The Good News About Bone Health
Education & Research Although 54 million Americans have either osteoporosis or osteopenia—low bone mass—there is still a lot of good news to share about our national approach to bone health.
Regardless of age, there are specific lifestyle factors that can positively influence bone health, resulting not only in stronger bones, but a lower risk of osteoporosis. Another plus: The same habits that strengthen bones, improve overall health.
Specific strategies that support the integrity and strength bones include:
Getting enough calcium and vitamin D
National Osteoporosis Foundation (NOF) guidelines recommend that women 50 and younger consume at least 1,000 mg of calcium per day, while those over 50 need more—1,200 mg per day. Likewise, the NOF recommends 1,000 mg of calcium per day for men 70 and younger, and 1,200 mg per day for men older than 70.
"Making the right lifestyle choices decreases the risk of developing osteoporosis, while medical intervention, combined with bone-healthy living, can decrease the risk of fracture."

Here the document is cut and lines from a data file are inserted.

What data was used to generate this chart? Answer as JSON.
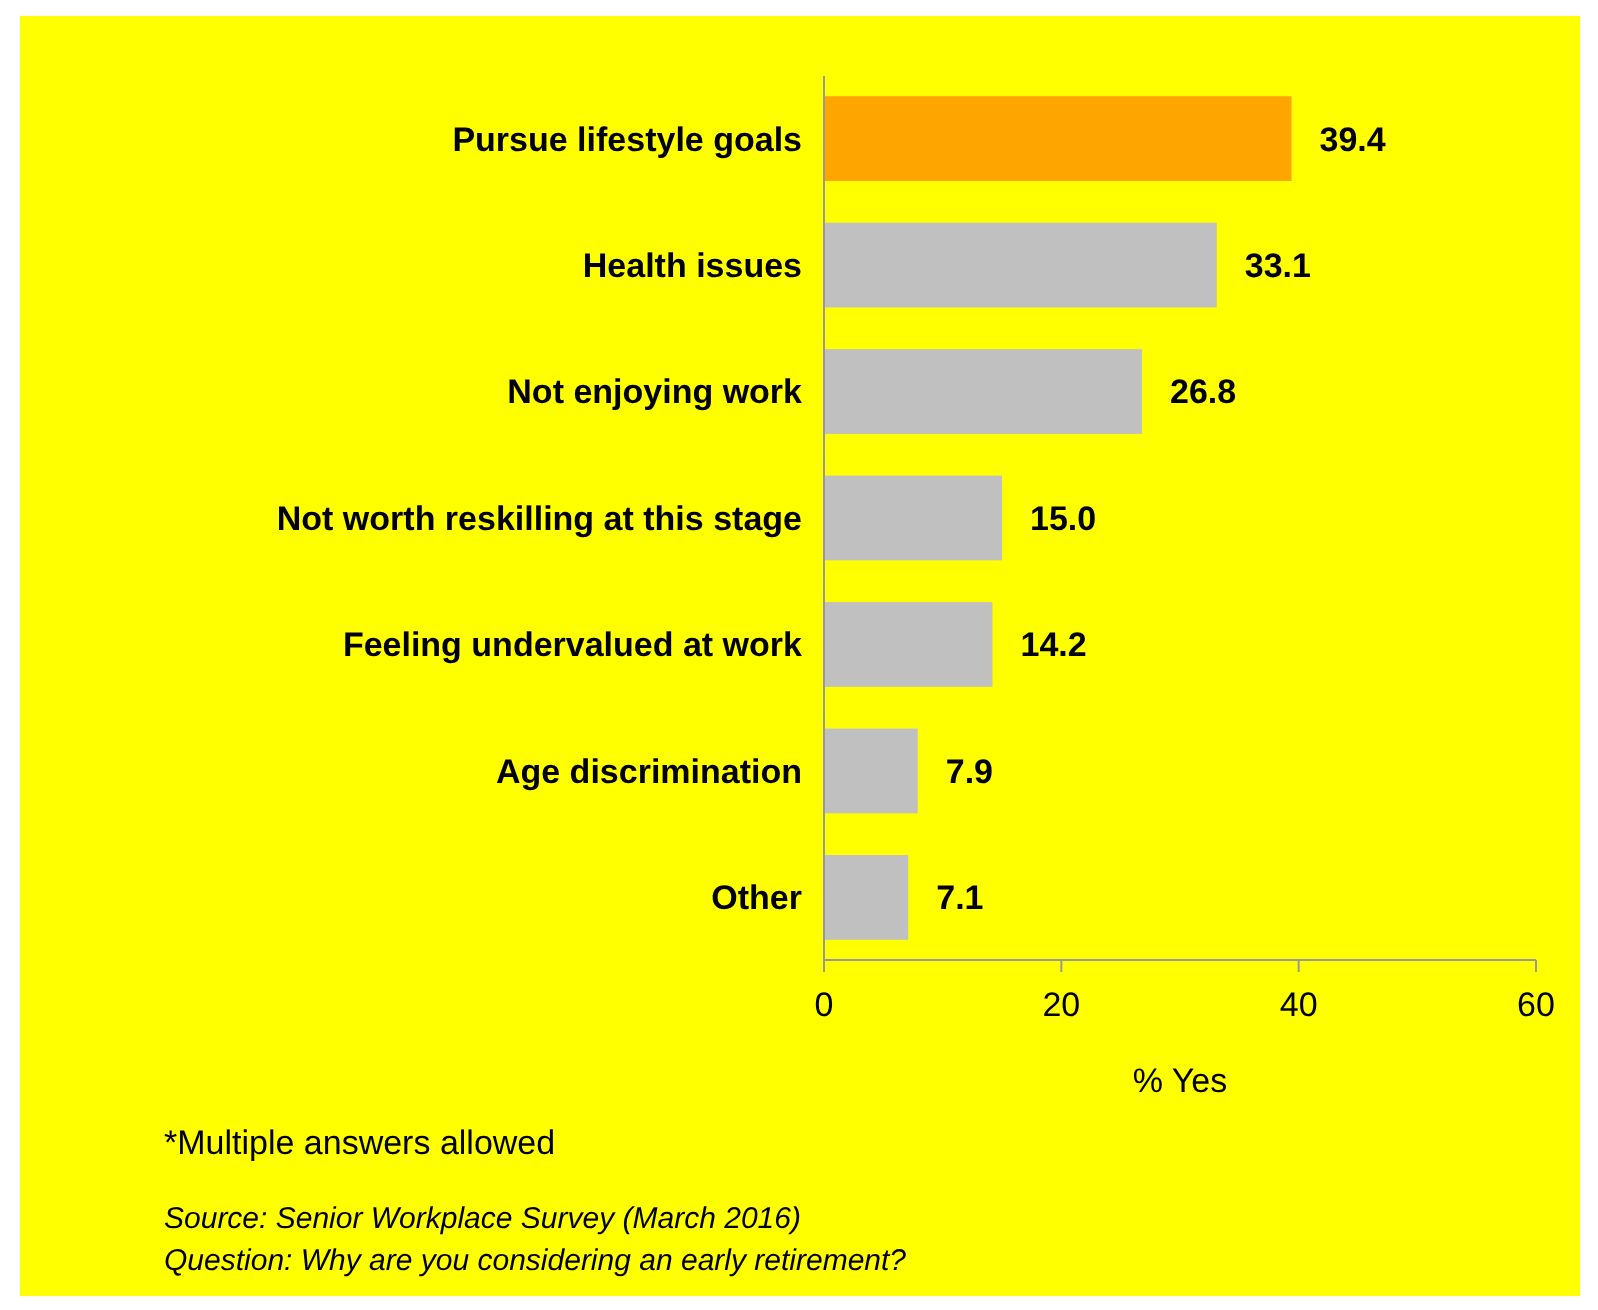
{
  "chart_data": {
    "type": "bar",
    "orientation": "horizontal",
    "categories": [
      "Pursue lifestyle goals",
      "Health issues",
      "Not enjoying work",
      "Not worth reskilling at this stage",
      "Feeling undervalued at work",
      "Age discrimination",
      "Other"
    ],
    "values": [
      39.4,
      33.1,
      26.8,
      15.0,
      14.2,
      7.9,
      7.1
    ],
    "value_labels": [
      "39.4",
      "33.1",
      "26.8",
      "15.0",
      "14.2",
      "7.9",
      "7.1"
    ],
    "colors": [
      "#ffa500",
      "#c0c0c0",
      "#c0c0c0",
      "#c0c0c0",
      "#c0c0c0",
      "#c0c0c0",
      "#c0c0c0"
    ],
    "xlim": [
      0,
      60
    ],
    "xticks": [
      0,
      20,
      40,
      60
    ],
    "xlabel": "% Yes",
    "grid": false,
    "annotations": [
      "*Multiple answers allowed",
      "Source: Senior Workplace Survey (March 2016)",
      "Question: Why are you considering an early retirement?"
    ]
  }
}
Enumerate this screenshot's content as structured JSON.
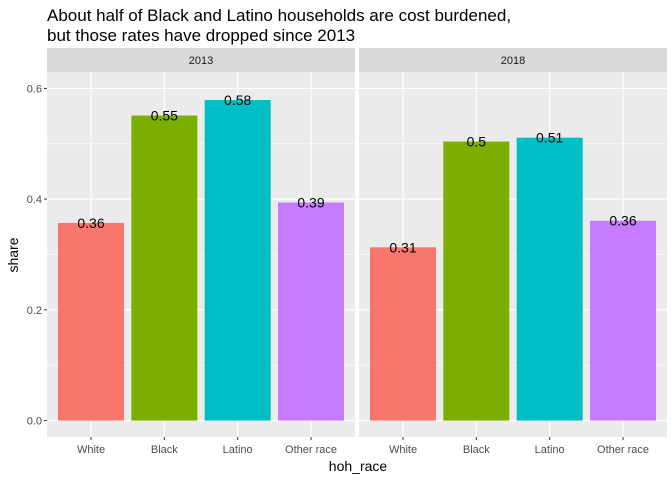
{
  "chart_data": {
    "type": "bar",
    "title": [
      "About half of Black and Latino households are cost burdened,",
      "but those rates have dropped since 2013"
    ],
    "xlabel": "hoh_race",
    "ylabel": "share",
    "ylim": [
      0,
      0.6
    ],
    "yticks": [
      0.0,
      0.2,
      0.4,
      0.6
    ],
    "ytick_labels": [
      "0.0",
      "0.2",
      "0.4",
      "0.6"
    ],
    "categories": [
      "White",
      "Black",
      "Latino",
      "Other race"
    ],
    "colors": [
      "#F8766D",
      "#7CAE00",
      "#00BFC4",
      "#C77CFF"
    ],
    "grid": true,
    "legend": "none",
    "panels": [
      {
        "label": "2013",
        "values": [
          0.357,
          0.551,
          0.579,
          0.394
        ],
        "value_labels": [
          "0.36",
          "0.55",
          "0.58",
          "0.39"
        ]
      },
      {
        "label": "2018",
        "values": [
          0.313,
          0.504,
          0.511,
          0.361
        ],
        "value_labels": [
          "0.31",
          "0.5",
          "0.51",
          "0.36"
        ]
      }
    ]
  }
}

Because the body can't absorb calcium without vitamin D—and because vitamin D is associated with other health benefits—vitamin D consumption, though a combination of fortified food or beverages, fatty fish and supplements is necessary. The NOF recommends that men and women 50 and under consume between 400 IU and 800 IU of vitamin D per day. Over age 50, everyone needs at least 800 IU to 1,200 IU of vitamin D daily. It should be noted that the body makes vitamin D in response to sun exposure.
Nutrition also plays an important role in bone health, just as it does in overall health. Bone-healthy foods include low-fat milk and yogurt, cheese and certain green vegetables, such as kale and spinach. As for vitamin D, fatty fish and fortified foods are good sources, however, supplements are recommended as a way to bridge the gap between consumption and guidelines, for both calcium and vitamin D.
Exercise, specifically, weight-bearing and muscle-building exercise is good for bone health. That covers a lot of territory, including dancing, brisk walking, weightlifting, playing tennis, working out on cardio machines and lots of other areas. Another plus: The benefits of exercise are full-body and extend beyond bone health.
For those who already have osteoporosis, lifestyle factors are a critical part of staying as healthy as possible, while also decreasing the risk of fracture. In fact, combining medical interventions with healthy lifestyle habits is the best way to maximize bone health. Depending on a patient’s profile, a physician will prescribe a medication from one of the following categories: calcitonin, hormone therapy, bisphosphonates or selective estrogen receptor modulators (SERMs).
The takeaway: Making the right lifestyle choices decreases the risk of developing osteoporosis, while medical intervention, combined with bone-healthy living, can decrease the risk of fracture. Plus, what’s good for your bones is good for your overall health—and that’s good news.